Menurut jaina, karma adalah sesuatu yang wujud dan bersifat kebendaan bercampur dengan roh yang seolah-olah memegang kendali. Percampuran ini diibaratkan air bercampur dengan susu. Begitulah karma berbaur dengan roh dengan demikian jadilah roh sebagai tahanan dalam kekuasaan karma. Jaina adalah filsafat dan juga agama. Dalam aspek religinya ia percaya pada karma dan kelahiran kembali yang lazim diistilahkan sebagai pengembalian roh. Untuk lepas dari cengkraman karma, diperlukan kontinyuitas kelahiran hingga suatu saat menjadi suci, dan kemauan keduniawian menjadi hilang, yang ada hanya roh yang kekal dalam kenikmatan yang abadi. Roh dikatakan jamak, terdapat roh sebanyak tubuh yang ada baik manusia, binatang, dan tumbuh-tumbuhan serta bahkan debu sekalipun, memiliki pengetahuan dan tingkat yang berbeda. Untuk membuktikan roh diperlukan persepsi artinya ketika seseorang secara internal memahami kenikmatan, penderitaan dan kualitas-kualitas lain, maka pada saat itulah roh dipandang sebagai roh yang terbelenggu, Jiwatman memiliki badan jasmani dan dihubungkan dengan kekuatan karma sehingga kemuliaannya ternoda.
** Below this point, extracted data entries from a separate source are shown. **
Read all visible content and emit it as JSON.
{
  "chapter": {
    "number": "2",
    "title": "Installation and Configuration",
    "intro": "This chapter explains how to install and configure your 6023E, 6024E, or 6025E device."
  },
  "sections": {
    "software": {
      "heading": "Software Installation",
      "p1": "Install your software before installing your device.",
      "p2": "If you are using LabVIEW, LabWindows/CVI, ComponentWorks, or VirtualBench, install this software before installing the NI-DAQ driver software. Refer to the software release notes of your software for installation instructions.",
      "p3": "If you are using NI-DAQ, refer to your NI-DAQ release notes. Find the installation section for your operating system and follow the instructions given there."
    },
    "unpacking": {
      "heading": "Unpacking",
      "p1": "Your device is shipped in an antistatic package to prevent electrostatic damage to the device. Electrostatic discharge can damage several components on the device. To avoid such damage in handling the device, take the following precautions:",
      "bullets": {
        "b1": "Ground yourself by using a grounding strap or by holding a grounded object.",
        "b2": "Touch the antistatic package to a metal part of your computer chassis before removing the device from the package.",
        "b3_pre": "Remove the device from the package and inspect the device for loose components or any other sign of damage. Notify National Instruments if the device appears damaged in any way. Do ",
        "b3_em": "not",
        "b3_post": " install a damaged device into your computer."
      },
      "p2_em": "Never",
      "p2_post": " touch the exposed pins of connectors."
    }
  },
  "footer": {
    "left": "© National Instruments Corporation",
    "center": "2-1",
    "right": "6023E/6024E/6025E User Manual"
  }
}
Oleh karena itu Jaina menyarankan agar mengeliminasi roh / jiwatman dengan karma, mengembalikan jiwa pada kemuliaannya, bila berhasil disebut penyelamatan.

3.1. Pengertian Ajaran Filsafat Carwaka.
Secara etimologi kata Carvaka  berasal dari kata ‘caru’ yang berarti manis dan ‘vak’ yang berarti ujaran, sehingga Carvaka berarti kata-kata yang manis. Carvaka mengajarkan tentang kenikmatan indrawi yang merupakan tujuan tertinggi hidup. Carvaka juga berarti seseorang yang materialis yang mempercayai manusia terbentuk dari materi, dan tidak mempercayai adanya Atman dan Tuhan. Pengetahuan yang valid hanya didapatkan dengan pratyaksa (persepsi), yaitu melalui kontak langsung dengan indriya. Alam hanya terbentuk oleh  bhuta elemen zat, yaitu : udara, api, air, dan tanah. Carvaka di dirikan Brhasvati. Cirinya materialistis, hedonis. Aliran ini tidak menerima kehidupan setelah kematian. Alasannya kehidupan di akhirat tidak bisa di verifikasi, apalagi belum seorangpun yang menyaksikannya, jadi aliran ini hanya mengakui eksistensi duniawi dan menolak kebakaan jiwa. Aliran Carvaka yang selalu menganggap kenikmatan indrawi yang merupakan tujuan tertinggi hidup. Carvaka juga berarti seorang materialis yang mempercayai manusia terbentuk dari materi, dan tidak mempercayai adanya atman dan Tuhan, membuat aliran Carvaka ini memiliki beberapa inti ajran atau otoritas aliran Carvaka 
3.1.1. Konsep Ketuhanan Ajaran Filsafat Carwaka.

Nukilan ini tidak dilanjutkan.